# a good shoulder routine



## swordfish (Aug 10, 2005)

This was my shoulder workout today, if anyone is trying to find a good shoulder workout, this one was pretty good

db seated shoulder press- 3 sets of 8-10
upright rows- 10,8,8
rear raises- 10,8,8
heavy db shrugs- 12,10,10


a good solid routine.


----------



## Doublebase (Aug 10, 2005)

My shoulder routine:

4 sets of standing presses


----------



## Squaggleboggin (Aug 10, 2005)

Three sets of standing shoulder presses for me as well.

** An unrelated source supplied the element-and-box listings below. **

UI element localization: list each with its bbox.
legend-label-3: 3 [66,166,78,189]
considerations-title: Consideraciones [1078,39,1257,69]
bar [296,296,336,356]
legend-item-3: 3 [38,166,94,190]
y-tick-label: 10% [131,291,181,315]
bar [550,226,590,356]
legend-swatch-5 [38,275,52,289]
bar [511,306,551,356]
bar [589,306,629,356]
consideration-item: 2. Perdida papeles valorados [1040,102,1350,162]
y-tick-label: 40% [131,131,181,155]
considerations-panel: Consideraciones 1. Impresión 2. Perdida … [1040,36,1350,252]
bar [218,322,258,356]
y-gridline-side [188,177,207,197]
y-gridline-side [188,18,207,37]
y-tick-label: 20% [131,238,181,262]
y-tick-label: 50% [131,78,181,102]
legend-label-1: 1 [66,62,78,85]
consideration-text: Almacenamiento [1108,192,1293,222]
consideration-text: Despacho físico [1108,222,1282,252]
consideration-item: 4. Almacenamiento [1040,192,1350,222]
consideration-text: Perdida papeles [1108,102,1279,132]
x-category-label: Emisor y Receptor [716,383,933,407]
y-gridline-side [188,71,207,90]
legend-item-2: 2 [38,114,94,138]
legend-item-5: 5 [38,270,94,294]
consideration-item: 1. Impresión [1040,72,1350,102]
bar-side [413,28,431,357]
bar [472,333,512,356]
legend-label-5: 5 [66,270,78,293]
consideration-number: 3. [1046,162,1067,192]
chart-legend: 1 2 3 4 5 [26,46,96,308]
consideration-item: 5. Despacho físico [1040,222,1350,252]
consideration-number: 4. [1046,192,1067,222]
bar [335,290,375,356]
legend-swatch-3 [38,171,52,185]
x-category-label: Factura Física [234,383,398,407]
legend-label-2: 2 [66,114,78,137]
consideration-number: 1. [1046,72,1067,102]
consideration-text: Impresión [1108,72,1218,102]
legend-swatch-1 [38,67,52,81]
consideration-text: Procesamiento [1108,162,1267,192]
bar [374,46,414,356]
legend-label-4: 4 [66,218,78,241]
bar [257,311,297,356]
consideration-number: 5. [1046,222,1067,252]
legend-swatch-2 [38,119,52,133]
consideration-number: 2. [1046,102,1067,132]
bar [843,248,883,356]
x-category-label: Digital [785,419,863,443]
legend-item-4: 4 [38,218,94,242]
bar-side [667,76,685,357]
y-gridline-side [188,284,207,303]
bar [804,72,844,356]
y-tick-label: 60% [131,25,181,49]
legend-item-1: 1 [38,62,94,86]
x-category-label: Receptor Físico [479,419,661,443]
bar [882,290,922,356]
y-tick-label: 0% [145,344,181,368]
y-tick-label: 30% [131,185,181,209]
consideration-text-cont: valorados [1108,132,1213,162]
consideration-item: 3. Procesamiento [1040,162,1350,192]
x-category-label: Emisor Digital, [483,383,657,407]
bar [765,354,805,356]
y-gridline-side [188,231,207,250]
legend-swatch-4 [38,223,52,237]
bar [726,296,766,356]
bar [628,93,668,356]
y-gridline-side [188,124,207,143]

But I also do clean and presses so I basically train them twice, although in the clean I use my legs to get the bar over my head, too, so I guess it's almost like three additional cheat sets.


----------



## P-funk (Aug 10, 2005)

ask milos sarcev.


----------



## Squaggleboggin (Aug 10, 2005)

Yeah, and find out how to shape a muscle.


----------



## CowPimp (Aug 10, 2005)

Looks good, but I must say that I prefer to do my shoulder pressing standing up.  Give the ol' core a little extra work.


----------



## GFR (Aug 11, 2005)

Warmup

D.B. seated press 4 sets of 6-10

cable laterals 3 sets of 8-12 reps

upright rows 3 sets of 8-12 reps


rear delts done on lat day only


----------



## CowPimp (Aug 11, 2005)

My routine consists of 1 set of standing BB military presses 1/4 lifting sessions.  I goto complete failure, and I often do as many rest pause repetitions as I can.  Another 1/4 sessions I do standing DB military presses or some accessory exercise, to complete failure of course.


----------